Thread Pool Executor
A configurable thread pool that accepts tasks, queues overflow, and rejects when full. Core pool, max pool, bounded queue, and rejection policies built from scratch.
Key Abstractions
Manages worker threads, task submission, and shutdown lifecycle
Persistent thread that pulls tasks from the queue and executes them
Command wrapping a submitted unit of work together with its Future
Caller-side handle to retrieve a Task result or exception asynchronously
Strategy for handling tasks when both pool and queue are full: abort, discard, caller-runs
Observer notified on task completion or failure callbacks
Class Diagram
How It Works
You have a bunch of tasks to run concurrently, but spinning up a new thread for each one is wasteful. Threads are not free. Each one takes memory for its stack (typically 512KB to 1MB), and the OS pays a real cost for context switching when you have too many. A thread pool solves this by keeping a fixed set of worker threads alive and feeding them tasks through a queue.
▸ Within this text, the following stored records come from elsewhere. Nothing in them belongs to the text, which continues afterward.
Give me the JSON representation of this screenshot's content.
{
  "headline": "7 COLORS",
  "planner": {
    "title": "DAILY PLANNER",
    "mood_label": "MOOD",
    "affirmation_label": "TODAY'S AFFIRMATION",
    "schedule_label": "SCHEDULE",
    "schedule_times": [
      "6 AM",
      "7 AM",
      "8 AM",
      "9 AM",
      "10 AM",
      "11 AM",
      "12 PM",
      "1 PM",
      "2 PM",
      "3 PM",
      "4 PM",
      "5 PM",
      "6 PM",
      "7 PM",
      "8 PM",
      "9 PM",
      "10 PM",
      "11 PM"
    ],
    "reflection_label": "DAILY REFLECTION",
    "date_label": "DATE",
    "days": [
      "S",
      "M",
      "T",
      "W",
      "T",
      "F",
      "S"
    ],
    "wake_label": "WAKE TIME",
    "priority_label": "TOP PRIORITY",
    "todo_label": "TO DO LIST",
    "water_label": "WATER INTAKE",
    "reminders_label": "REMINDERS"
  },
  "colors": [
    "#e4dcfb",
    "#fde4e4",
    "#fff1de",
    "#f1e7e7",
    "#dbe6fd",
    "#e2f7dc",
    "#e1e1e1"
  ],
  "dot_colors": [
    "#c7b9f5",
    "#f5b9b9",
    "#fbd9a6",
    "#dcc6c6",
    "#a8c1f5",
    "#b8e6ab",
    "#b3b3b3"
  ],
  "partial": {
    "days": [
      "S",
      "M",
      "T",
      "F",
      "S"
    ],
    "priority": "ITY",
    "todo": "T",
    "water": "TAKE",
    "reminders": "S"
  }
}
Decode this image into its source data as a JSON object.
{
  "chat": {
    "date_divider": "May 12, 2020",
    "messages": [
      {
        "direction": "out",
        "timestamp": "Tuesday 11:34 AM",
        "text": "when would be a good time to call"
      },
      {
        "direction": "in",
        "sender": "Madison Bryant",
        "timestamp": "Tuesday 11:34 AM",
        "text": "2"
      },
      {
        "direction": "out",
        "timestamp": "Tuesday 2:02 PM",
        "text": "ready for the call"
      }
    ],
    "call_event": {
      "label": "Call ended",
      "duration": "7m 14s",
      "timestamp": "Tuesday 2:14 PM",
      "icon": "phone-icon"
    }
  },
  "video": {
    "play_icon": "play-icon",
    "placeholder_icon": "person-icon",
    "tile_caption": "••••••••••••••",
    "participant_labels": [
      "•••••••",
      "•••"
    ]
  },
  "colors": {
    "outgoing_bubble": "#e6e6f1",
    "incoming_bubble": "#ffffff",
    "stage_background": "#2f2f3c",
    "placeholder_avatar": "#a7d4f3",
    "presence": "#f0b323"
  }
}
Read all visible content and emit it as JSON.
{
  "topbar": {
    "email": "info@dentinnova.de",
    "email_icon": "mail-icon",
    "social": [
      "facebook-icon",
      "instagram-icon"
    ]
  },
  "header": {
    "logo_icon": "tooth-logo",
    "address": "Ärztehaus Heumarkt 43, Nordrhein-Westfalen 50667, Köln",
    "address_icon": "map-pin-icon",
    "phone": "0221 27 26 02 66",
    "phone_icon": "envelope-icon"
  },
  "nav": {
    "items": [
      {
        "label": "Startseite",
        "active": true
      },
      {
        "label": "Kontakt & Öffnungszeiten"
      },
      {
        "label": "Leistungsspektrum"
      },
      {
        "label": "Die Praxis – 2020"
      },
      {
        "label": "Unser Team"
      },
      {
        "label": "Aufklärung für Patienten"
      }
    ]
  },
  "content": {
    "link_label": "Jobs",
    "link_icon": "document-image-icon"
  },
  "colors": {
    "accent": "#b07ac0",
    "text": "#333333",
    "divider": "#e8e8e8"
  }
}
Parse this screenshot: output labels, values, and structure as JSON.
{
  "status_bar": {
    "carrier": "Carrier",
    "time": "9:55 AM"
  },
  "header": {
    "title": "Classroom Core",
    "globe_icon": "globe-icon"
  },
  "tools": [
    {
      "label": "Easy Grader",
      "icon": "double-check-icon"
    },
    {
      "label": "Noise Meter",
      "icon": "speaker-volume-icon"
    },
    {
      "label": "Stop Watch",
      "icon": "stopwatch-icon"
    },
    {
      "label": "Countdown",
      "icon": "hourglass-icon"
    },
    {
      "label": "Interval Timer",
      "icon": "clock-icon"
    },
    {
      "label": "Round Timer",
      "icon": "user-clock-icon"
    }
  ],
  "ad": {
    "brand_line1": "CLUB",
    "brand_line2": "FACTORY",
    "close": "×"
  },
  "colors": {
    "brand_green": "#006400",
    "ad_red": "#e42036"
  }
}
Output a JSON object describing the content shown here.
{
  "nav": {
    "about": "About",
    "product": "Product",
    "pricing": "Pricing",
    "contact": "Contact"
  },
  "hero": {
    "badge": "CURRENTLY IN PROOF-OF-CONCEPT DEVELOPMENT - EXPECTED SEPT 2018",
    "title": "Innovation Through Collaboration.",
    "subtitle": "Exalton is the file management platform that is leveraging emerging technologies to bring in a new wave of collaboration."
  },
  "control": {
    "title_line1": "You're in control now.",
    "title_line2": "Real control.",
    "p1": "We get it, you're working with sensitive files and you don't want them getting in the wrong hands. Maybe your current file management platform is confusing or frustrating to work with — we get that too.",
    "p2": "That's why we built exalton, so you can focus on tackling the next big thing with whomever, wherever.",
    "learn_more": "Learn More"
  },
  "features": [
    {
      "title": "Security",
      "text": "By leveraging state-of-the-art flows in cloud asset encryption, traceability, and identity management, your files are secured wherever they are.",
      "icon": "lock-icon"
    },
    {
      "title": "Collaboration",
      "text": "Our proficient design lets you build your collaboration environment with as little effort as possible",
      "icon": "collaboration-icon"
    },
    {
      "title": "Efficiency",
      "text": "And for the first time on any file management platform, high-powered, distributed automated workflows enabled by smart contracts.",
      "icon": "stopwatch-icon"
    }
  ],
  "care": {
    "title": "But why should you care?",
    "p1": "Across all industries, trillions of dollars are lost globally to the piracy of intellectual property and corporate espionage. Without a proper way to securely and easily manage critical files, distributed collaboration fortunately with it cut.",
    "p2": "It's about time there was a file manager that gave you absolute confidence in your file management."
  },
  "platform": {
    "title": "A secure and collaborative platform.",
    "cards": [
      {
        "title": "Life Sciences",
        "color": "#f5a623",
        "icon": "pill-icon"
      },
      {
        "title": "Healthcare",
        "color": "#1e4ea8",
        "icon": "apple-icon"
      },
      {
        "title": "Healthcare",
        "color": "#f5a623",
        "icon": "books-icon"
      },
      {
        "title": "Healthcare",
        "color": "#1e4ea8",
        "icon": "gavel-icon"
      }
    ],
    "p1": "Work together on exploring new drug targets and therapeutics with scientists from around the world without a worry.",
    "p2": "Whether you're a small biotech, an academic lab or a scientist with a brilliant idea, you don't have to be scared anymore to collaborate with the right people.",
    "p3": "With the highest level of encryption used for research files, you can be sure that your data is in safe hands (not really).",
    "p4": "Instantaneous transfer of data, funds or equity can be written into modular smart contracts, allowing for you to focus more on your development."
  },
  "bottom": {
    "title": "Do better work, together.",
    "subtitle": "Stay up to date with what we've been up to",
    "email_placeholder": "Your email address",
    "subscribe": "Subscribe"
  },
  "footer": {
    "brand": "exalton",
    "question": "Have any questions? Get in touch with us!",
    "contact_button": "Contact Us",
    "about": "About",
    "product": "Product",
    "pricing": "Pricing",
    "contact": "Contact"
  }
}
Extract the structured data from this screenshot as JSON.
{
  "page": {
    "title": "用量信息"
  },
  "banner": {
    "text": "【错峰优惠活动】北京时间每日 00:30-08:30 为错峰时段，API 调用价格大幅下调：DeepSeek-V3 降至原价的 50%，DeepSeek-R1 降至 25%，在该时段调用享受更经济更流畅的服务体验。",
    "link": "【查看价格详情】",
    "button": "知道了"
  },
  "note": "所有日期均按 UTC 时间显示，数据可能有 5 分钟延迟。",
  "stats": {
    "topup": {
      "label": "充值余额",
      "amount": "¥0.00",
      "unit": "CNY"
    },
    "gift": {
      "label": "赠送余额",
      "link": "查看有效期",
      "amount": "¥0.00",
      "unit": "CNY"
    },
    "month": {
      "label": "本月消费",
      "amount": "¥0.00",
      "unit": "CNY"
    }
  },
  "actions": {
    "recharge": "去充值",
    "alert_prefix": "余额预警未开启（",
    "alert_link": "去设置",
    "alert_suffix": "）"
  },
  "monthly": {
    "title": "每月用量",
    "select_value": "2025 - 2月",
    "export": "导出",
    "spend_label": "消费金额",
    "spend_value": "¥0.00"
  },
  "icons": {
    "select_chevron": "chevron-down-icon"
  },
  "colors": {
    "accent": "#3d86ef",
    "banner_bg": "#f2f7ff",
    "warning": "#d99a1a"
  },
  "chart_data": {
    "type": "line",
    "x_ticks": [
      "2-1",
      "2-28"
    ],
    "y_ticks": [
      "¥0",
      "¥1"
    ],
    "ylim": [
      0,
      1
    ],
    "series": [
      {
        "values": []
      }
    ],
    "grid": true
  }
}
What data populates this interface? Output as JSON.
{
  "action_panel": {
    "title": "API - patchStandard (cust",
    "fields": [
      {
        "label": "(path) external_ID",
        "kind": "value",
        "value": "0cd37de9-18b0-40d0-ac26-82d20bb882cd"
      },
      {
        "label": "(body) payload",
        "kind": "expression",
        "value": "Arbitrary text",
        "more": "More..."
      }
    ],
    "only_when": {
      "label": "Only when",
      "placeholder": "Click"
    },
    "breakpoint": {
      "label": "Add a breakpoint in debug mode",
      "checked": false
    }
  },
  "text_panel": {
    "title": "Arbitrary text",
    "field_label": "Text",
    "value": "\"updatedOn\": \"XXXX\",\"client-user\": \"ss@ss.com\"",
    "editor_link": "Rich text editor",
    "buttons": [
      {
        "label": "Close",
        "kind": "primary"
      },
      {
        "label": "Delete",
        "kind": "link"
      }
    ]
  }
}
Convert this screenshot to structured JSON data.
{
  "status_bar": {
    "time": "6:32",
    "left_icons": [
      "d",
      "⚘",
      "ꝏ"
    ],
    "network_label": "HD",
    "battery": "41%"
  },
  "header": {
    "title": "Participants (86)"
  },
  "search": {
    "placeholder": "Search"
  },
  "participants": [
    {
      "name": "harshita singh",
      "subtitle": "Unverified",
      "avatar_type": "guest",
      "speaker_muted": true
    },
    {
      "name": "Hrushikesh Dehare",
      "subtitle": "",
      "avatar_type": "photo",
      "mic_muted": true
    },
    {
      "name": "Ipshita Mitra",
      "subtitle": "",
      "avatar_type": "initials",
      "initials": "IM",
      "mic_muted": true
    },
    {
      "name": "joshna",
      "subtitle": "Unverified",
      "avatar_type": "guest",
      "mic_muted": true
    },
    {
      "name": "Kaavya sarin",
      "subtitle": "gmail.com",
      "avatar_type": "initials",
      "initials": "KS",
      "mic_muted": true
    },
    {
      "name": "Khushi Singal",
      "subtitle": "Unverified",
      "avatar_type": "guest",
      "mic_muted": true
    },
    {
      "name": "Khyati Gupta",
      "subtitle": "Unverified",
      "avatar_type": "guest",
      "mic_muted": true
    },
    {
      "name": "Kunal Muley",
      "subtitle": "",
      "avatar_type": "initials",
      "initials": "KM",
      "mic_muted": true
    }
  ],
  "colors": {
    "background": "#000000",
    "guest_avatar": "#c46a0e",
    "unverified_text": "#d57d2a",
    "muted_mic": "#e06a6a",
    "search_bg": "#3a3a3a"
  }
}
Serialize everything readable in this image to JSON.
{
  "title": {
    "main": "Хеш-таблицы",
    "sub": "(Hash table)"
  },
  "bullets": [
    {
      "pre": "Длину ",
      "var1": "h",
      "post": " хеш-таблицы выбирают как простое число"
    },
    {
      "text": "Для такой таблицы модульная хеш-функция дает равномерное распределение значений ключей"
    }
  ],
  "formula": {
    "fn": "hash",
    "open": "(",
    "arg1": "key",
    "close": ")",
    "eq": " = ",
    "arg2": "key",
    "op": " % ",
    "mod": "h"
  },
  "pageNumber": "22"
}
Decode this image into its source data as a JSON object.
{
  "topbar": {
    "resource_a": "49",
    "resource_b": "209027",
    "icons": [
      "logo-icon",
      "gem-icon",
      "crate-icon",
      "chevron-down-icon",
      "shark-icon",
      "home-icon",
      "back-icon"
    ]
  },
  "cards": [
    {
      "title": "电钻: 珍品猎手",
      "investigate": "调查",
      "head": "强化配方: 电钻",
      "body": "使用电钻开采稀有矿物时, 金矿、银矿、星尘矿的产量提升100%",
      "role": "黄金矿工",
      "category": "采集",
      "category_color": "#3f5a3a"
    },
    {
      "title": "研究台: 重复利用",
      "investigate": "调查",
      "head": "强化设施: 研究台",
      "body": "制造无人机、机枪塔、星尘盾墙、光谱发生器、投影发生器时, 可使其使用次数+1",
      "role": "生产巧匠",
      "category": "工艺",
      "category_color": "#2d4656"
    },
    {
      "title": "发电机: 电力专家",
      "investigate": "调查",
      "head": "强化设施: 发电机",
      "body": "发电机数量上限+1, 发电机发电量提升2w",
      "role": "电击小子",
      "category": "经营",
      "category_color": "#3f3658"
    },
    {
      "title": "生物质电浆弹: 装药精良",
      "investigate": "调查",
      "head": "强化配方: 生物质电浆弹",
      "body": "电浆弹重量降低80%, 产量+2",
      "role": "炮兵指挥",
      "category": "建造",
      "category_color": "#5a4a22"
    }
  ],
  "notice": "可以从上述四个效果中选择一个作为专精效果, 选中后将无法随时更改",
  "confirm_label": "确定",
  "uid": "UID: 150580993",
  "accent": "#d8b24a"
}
Here is the flow. You call submit(task) on the pool. If a core worker is idle, it picks up the task immediately from the queue. If all core workers are busy, the task goes into the bounded queue and waits. If the queue fills up, the pool creates extra workers up to max_size. And if even that is not enough, the rejection policy kicks in. AbortPolicy throws an error. DiscardPolicy drops the task silently. CallerRunsPolicy makes the thread that called submit() run the task itself, which creates natural back-pressure on the producer.
Workers are simple loops. Each one blocks on the queue waiting for a task. When a task arrives, the worker runs it, notifies any listeners about success or failure, and goes back to waiting. No busy-waiting. No polling. The Command pattern wraps each unit of work into a Task object that workers can execute without knowing what the work actually is.
The Observer pattern shows up in TaskListeners. You register callbacks that fire after every task completion or failure. Logging, metrics, alerting: all decoupled from the pool itself.
Requirements
Functional
submit(task)accepts work and returns aFuturefor the result- Core workers (always alive) and overflow workers (created on demand, torn down when idle)
- Bounded queue with configurable capacity between core workers and rejection
- Pluggable rejection policies: abort, discard, caller-runs
shutdown()stops accepting new tasks and drains in-flight work- TaskListener callbacks for completion and failure events
Non-Functional
- Thread-safe: multiple threads submit tasks concurrently
- Workers block on empty queue without wasting CPU
- Overflow workers are reclaimed when demand drops, keeping resource use proportional to load
- Futures provide a safe way to retrieve results or propagate exceptions back to the submitter
Design Decisions
Why a bounded queue instead of unbounded?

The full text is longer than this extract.